Quand un Bernard Hayot ouvre un supermarché à Génipa et qu’il embauche 80% de cadres métros, n’importe qui peut constater que le discours de Maignan tombe à plat, que c’est du vent. Les nombreux diplômés de gestion ou de commerce martiniquais inscrits à l’ANPE, eux, le savent en tout cas. Il nous sera aussi de plus en plus difficile, voire impossible, d’accéder à la propriété ou de construire une maison, les terrains constructibles, défiscalisation oblige, étant raflés par des puissances d’argent étrangères à la Martinique, terrains sur lesquels ils construisent des immeubles locatifs ou des villas hors de prix pour un Martiniquais moyen. Face à tout cela, de quel poids pèsent les déclarations soi-disant novatrices de la candidate de l’UMP ?
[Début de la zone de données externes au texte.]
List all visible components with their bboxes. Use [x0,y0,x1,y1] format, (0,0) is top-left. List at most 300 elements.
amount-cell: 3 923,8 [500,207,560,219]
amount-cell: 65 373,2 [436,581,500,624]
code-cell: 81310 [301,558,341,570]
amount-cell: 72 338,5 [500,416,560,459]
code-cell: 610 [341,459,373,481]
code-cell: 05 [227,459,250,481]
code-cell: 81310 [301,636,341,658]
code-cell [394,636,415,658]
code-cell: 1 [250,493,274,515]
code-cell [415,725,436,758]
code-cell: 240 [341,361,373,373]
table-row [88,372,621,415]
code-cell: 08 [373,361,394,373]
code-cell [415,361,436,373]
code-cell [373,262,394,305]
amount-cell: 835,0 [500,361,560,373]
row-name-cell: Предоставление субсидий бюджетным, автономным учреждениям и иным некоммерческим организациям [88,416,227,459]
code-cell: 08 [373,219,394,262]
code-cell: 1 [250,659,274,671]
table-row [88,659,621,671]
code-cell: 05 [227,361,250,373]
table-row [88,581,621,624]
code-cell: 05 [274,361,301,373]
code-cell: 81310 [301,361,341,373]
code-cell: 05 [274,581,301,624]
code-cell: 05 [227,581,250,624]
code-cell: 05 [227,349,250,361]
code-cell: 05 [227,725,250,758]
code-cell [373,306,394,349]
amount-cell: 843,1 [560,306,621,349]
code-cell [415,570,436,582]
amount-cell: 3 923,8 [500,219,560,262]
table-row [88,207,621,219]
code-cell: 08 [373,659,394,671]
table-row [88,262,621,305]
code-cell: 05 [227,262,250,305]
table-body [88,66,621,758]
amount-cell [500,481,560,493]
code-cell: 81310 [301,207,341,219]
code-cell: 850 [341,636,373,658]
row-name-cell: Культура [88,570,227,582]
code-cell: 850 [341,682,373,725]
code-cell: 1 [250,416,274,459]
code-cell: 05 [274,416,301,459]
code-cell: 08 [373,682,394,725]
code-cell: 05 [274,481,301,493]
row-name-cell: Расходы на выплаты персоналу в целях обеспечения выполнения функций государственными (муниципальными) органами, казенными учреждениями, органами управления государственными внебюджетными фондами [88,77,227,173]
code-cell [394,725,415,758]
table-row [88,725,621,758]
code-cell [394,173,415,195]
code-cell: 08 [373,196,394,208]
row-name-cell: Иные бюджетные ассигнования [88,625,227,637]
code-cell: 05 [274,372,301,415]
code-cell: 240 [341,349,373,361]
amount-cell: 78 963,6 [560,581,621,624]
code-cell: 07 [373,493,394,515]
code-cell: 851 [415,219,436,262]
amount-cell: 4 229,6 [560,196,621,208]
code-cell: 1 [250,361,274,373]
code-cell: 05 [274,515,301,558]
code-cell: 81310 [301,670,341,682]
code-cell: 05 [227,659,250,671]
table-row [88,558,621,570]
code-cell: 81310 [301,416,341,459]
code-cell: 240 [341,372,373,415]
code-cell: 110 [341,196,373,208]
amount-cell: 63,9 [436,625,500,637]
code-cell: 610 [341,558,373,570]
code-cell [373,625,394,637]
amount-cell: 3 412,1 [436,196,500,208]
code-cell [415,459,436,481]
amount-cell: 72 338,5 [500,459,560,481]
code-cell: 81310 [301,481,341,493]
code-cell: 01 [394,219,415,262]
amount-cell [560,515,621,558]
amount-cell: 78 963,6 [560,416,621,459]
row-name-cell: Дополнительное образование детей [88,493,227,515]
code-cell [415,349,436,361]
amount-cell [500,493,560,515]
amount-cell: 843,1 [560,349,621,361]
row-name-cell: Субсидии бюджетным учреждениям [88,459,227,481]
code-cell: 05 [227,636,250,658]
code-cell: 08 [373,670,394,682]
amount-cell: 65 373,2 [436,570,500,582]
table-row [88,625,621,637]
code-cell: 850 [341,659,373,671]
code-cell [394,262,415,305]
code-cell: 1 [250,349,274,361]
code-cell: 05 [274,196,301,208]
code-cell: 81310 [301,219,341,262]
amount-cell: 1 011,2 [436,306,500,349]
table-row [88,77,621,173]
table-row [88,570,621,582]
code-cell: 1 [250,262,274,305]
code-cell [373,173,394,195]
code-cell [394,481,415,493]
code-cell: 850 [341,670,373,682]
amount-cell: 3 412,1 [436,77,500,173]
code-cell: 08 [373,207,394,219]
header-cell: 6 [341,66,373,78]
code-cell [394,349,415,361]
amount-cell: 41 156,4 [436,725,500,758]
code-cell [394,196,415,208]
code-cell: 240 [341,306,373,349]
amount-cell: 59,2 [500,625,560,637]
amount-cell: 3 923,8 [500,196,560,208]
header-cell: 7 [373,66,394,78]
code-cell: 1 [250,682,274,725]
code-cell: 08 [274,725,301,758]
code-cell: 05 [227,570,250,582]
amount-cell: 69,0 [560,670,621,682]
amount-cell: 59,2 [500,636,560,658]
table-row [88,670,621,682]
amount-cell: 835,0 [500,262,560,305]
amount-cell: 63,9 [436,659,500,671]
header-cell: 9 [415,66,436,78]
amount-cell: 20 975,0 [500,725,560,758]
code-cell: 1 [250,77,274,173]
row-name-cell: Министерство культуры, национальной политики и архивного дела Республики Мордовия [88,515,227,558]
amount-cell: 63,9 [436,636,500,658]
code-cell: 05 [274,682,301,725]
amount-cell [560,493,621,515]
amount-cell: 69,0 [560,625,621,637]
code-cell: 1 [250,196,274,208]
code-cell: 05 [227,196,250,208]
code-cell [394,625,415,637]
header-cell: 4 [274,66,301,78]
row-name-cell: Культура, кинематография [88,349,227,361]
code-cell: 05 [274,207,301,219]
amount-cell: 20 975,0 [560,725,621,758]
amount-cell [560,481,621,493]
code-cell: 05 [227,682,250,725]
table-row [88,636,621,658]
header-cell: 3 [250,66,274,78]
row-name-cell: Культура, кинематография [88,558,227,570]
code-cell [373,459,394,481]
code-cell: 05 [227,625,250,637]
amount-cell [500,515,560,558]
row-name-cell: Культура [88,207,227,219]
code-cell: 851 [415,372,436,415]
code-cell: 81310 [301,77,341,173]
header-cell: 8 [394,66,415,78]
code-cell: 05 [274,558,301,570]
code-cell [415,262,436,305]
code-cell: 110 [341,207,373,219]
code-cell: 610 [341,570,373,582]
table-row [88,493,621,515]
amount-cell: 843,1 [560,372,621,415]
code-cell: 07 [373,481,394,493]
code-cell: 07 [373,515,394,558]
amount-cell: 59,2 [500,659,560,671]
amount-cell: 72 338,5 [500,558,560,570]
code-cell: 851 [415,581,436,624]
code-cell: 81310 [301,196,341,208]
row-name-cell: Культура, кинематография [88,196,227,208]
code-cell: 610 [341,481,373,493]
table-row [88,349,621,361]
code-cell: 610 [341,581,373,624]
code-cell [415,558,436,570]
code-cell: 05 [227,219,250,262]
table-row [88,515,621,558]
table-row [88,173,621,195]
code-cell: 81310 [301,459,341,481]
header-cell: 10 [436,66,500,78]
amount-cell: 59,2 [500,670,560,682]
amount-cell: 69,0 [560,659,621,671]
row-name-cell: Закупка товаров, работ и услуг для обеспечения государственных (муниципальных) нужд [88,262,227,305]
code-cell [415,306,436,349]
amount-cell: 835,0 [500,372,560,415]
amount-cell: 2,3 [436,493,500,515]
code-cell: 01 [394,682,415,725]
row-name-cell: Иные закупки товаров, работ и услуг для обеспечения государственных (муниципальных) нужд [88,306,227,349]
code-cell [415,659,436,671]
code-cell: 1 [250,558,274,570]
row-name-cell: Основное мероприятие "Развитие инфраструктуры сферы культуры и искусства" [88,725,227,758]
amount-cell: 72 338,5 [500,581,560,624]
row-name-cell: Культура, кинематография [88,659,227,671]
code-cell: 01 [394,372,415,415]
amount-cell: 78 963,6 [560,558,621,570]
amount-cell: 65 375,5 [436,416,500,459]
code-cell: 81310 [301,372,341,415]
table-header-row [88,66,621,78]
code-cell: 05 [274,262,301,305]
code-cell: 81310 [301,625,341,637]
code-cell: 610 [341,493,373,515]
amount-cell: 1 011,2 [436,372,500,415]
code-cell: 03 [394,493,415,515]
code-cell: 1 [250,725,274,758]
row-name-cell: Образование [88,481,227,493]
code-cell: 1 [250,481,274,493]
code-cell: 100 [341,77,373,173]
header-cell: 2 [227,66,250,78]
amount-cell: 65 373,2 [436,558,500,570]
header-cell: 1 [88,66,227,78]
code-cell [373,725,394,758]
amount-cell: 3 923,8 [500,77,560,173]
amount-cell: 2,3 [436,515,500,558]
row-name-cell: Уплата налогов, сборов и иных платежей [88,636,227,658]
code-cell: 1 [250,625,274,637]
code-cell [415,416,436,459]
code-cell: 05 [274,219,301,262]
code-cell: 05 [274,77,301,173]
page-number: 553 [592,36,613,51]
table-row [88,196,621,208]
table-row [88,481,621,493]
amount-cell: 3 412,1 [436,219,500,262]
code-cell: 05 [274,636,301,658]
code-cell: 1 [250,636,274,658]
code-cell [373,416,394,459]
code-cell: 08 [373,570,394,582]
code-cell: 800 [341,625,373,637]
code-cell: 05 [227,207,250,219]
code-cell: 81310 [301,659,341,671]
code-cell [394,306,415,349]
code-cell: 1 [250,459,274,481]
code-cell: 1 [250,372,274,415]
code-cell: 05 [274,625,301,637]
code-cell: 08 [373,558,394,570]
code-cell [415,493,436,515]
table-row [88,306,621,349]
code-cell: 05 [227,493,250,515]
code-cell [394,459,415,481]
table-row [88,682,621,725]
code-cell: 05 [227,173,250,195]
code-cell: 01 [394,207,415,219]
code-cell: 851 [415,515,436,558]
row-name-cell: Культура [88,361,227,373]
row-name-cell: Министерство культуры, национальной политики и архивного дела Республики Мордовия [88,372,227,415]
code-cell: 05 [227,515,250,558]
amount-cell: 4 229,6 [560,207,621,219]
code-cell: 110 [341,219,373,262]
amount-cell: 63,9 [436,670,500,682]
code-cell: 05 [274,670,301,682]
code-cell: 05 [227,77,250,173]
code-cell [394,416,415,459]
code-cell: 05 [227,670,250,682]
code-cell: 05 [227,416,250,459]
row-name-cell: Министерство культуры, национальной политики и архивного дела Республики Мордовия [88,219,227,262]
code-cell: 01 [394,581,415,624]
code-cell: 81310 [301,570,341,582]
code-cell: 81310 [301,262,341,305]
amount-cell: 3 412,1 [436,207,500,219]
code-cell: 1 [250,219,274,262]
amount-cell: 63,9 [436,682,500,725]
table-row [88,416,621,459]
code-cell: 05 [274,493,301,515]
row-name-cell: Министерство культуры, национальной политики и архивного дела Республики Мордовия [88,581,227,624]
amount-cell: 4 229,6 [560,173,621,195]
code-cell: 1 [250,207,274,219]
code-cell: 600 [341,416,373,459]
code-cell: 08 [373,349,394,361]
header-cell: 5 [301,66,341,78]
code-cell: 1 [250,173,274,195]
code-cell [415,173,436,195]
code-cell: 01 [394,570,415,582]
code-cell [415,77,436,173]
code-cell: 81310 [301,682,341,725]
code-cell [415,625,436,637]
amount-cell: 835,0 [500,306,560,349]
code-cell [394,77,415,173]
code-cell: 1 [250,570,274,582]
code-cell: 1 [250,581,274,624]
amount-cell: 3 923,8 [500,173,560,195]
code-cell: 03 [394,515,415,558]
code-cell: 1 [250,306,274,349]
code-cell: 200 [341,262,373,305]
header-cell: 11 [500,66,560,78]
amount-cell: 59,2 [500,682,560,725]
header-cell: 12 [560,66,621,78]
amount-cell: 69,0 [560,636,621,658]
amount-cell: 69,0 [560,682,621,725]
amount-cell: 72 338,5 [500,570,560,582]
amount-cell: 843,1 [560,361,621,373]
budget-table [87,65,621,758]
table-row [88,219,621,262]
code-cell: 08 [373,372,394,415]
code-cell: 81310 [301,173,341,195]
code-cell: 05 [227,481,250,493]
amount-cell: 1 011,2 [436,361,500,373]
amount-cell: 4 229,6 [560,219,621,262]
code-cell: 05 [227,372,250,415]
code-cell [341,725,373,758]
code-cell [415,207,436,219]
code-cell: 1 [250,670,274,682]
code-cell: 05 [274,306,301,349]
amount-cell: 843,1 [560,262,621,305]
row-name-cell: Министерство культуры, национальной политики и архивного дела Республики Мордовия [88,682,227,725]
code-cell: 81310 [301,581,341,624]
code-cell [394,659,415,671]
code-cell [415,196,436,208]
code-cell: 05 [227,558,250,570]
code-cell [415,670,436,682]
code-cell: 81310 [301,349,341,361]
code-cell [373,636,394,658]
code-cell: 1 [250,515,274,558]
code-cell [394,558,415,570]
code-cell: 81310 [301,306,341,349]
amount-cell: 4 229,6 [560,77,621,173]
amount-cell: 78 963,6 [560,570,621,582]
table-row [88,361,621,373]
Alors, on évoquera ses prises de position sur l’identité en faisant remarquer que c’est la première fois qu’un membre de la Droite affirme aussi nettement l’existence de celle-ci. Là encore, le discours de Maignan ne mange pas de pain. Il est très facile d’agiter le mot identité dans tous les sens comme un hochet sans jamais dire précisément à quoi celle-ci correspond et surtout quelles mesures concrètes il conviendrait de prendre pour qu’elle soit à la fois protégée et défendue. A quand une refonte, par exemple, de notre système scolaire pour que notre histoire y soit enseignée, que notre langue, le créole, y occupe la place qu’elle mérite, que des formations adaptées à notre environnement économique soient mises en œuvre ? Car tout commence par là, par l’institution scolaire. Au sortir de l’esclavage, nos pères n’ont eu que l’école pour échapper au Béké et à l’Habitation et il serait mal venu aujourd’hui de le leur reprocher. Il était nécessaire qu’ils apprennent le français, eux à qui le « Code Noir » interdisait l’apprentissage de la lecture et de l’écriture. Il était important qu’ils s’imprègnent des grands auteurs et de l’histoire à la fois européenne et mondiale. C’était là un passage obligé en quelque sorte. Mais aujourd’hui, plus de 150 ans après, devons-nous perdurer dans le mythe d’une école républicaine, ouverte à tous, égalitariste ? Une école jacobine surtout qui n’a que faire de notre culture et de notre identité martiniquaises. D’aucuns évoqueront les changements qui se sont produits au cours des quinze dernières années avec la publication de manuels scolaires traitant de l’histoire et de la géographie de la Martinique et des Antilles, ou encore de la création du CAPES de créole. Sans rejeter d’un revers de mains ces avancées, force est de reconnaître qu’il s’agit d’une amélioration cosmétique. On saupoudre ici un peu d’histoire de la canne à sucre, là un peu de créole, mais l’architecture globale du système scolaire demeure parfaitement inchangée. Il s’agit toujours d’une école faite pour des Français, pas pour des Martiniquais.
Non, décidément, on a beau retourner les beaux discours de Mme Maignan dans tous les sens, il ne s’agit que d’une nouvelle phraséologie assimilationniste, un emballage différent, parfois séduisant certes, pour le même contenu, exactement le même contenu à savoir que nous sommes Français, des Français à part entière et que nous devons tout faire pour obtenir tous les droits attachés à cette distinction.
En fait, Mme Maignan fait mentir le proverbe créole qui dit que {sé adan vié kannari ou ka fè bon soup}. Dans le vieux « canari » assimilationiste, fut-il repeint à neuf, fut-il relooké, on ne saurait faire que de la mauvaise soupe, chère dame.